Titled “19 E. 21st St. Six Large Paintings” and curated by Josef Helfenstein, this show encompassed work made over thirty-eight years. In addition to the paintings announced in the exhibition’s subtitle and smaller works shown in several display cabinets were two curious objects that Federle used to have in his studio: a Japanese raku chawan and a Persian ceramic bowl. While the title made reference to the address of a New York studio where Federle worked from 1979 to 1984, only two of the works in the show were actually painted there. And neither the exhibition nor the catalogue really attempted to establish connections between Federle and the New York art scene of the 1970s and 1980s, the social and societal ramifications of being a Swiss artist working in Manhattan, or his actual artistic development during his sojourn in the US. Richard Shiff points out in his catalogue essay that “Federle’s studio methods are neither complicated nor mysterious.” Yet while his process might be straightforward enough, the studio certainly became an arcanum, even as it functioned as an abstract trope that implicitly placed Federle in a New York School lineage. In the exhibition catalogue, a photograph of the artist in his Manhattan studio shows him posing in front of the previously mentioned Untitled work of 1980. The photograph frames the painting tightly, leaving no room for additional or accidental information: no painting supplies, no hints of furnishings, just the painter in front of his work.

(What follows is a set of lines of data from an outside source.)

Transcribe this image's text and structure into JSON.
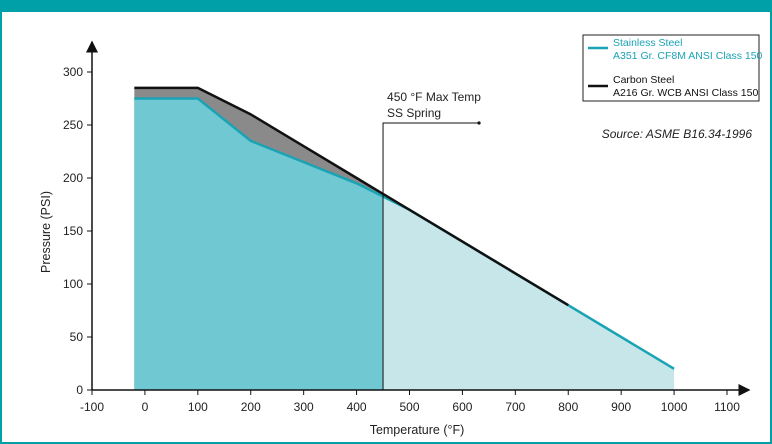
{
  "colors": {
    "frame": "#00a0a8",
    "stainless_line": "#1aa3b5",
    "stainless_fill": "#6fc8d2",
    "stainless_fill_light": "#c6e6ea",
    "carbon_line": "#111111",
    "carbon_fill": "#8a8a8a"
  },
  "chart_data": {
    "type": "area",
    "xlabel": "Temperature (°F)",
    "ylabel": "Pressure (PSI)",
    "xlim": [
      -100,
      1100
    ],
    "ylim": [
      0,
      300
    ],
    "x_ticks": [
      -100,
      0,
      100,
      200,
      300,
      400,
      500,
      600,
      700,
      800,
      900,
      1000,
      1100
    ],
    "y_ticks": [
      0,
      50,
      100,
      150,
      200,
      250,
      300
    ],
    "series": [
      {
        "name": "Stainless Steel A351 Gr. CF8M ANSI Class 150",
        "legend_line1": "Stainless Steel",
        "legend_line2": "A351 Gr. CF8M ANSI Class 150",
        "x": [
          -20,
          100,
          200,
          300,
          400,
          500,
          600,
          700,
          800,
          900,
          1000
        ],
        "y": [
          275,
          275,
          235,
          215,
          195,
          170,
          140,
          110,
          80,
          50,
          20
        ]
      },
      {
        "name": "Carbon Steel A216 Gr. WCB ANSI Class 150",
        "legend_line1": "Carbon Steel",
        "legend_line2": "A216 Gr. WCB ANSI Class 150",
        "x": [
          -20,
          100,
          200,
          300,
          400,
          500,
          600,
          700,
          800
        ],
        "y": [
          285,
          285,
          260,
          230,
          200,
          170,
          140,
          110,
          80
        ]
      }
    ],
    "annotation": {
      "x": 450,
      "line1": "450 °F Max Temp",
      "line2": "SS Spring"
    },
    "source": "Source:  ASME B16.34-1996",
    "legend_position": "top-right",
    "grid": false
  }
}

We are not presented with a place of living and working, but with a mythological place of transcendental conception.

By such means, the exhibition managed to bring out the essentially spiritual aspiration of Federle’s art. “All in all, through the precision of the symbol,” he once said, “I wanted to reach a formal concentration that neutralizes its political or subjective dimension.” This is where the sense of balance that animates his painting suspends history to suggest a deeper meaning beyond it. The universality implicit in timelessness impregnates his paintings with a metaphysical depth. It is in that sense that they appear egregiously simple and at the same time immensely complex and intangible. The exhibition succeeded in immersing the viewer in the “formal concentration” of Federle’s art without denying that its price is historical obfuscation.